I remain a fan of the High Speed Vessel concept. Anyone have any new on how it’s performing and if there are any plans to get more?

Comments

  1. I did some research on surface piercing super cavitating hydrofoils for a seaplane design I worked on once about ten years ago. I think it is remarkable how slowly that technology has caught on, although there does seem to be some interesting research going on with regard to super cavitating propeller designs. I was looking at this type of hydrofoil as a method to reduce the speed of hull contact with the water’s surface upon landing. The lift of the hydrofoil takes over for the wings as the speed decays. This approach would be great for a wing in ground effect vehicle too. High speed boats all seem bent on using the non-cavitating hydrofoils, which limit their speeds to around 70 kts.
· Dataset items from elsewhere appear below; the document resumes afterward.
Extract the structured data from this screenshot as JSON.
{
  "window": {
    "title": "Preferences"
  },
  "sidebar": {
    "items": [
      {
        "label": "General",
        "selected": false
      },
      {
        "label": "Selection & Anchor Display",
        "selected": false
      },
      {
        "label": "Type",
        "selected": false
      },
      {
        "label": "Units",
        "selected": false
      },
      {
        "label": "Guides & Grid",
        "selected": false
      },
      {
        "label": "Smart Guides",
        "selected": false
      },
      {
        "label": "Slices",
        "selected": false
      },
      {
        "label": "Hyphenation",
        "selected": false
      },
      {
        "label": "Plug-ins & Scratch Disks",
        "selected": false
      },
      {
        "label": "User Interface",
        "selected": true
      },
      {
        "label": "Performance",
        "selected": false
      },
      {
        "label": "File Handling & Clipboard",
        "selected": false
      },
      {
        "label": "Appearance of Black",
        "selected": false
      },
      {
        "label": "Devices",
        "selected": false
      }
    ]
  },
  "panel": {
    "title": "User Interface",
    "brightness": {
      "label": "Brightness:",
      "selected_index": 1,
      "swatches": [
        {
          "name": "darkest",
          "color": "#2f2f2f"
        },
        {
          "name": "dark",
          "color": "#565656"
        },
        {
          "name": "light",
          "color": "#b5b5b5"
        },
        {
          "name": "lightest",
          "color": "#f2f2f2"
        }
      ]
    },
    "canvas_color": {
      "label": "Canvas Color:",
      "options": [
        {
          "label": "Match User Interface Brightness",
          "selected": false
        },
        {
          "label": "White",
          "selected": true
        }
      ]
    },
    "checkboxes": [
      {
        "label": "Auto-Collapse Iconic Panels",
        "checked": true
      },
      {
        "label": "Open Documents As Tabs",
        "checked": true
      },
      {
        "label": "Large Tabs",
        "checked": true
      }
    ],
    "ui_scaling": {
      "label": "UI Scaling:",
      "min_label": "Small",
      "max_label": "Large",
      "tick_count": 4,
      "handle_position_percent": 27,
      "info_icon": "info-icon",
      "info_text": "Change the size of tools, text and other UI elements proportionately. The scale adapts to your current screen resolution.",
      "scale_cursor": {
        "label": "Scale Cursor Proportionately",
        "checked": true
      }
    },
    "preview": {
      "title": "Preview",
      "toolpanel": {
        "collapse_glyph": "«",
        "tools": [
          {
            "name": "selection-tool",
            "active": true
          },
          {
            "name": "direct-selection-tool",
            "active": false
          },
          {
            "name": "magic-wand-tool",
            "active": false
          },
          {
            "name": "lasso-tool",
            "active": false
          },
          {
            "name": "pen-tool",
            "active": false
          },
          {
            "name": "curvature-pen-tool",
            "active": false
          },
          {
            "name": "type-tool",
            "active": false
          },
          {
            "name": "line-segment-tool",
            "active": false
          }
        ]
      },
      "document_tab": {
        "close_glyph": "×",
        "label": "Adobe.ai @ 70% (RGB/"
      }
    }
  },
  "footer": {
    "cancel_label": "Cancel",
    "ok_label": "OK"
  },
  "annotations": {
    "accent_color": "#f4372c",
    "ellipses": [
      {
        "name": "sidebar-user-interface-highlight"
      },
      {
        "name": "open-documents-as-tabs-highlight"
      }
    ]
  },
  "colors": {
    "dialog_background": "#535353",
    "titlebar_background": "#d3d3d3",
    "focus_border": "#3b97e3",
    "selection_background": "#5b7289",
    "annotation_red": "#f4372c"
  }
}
You know, in a time when the Ruskies have cavitating missiles that scoot around at 120 mph, it seems silly to waste much effort on non-cavitating hydrofoils, but hopefully maybe the more serious research is still classified.

  2. Here is an interesting paper on cavitating hydrofoils. The analytical aspects might not be too interesting to you, but the introduction and some of the diagrams are good for understanding what super cavitating hydrofoils are about. Typically a hydrofoil designed for cavitation has sharp rather than rounded edges, especially on the low pressure side, as they tend to create turbulence that can lead to surface erosion, unnecessary drag, and a loss of lift.

  3. Navy just awarded three contracts for further development of the Joint High Speed Vessel (JHSV) to Bath Iron Works, Bollinger (Incat), and Austal USA. This is a Navy acquistion program developed based on the success of the TSV/HSV leases and is part of the larger ‘Sea-Base’ initiative.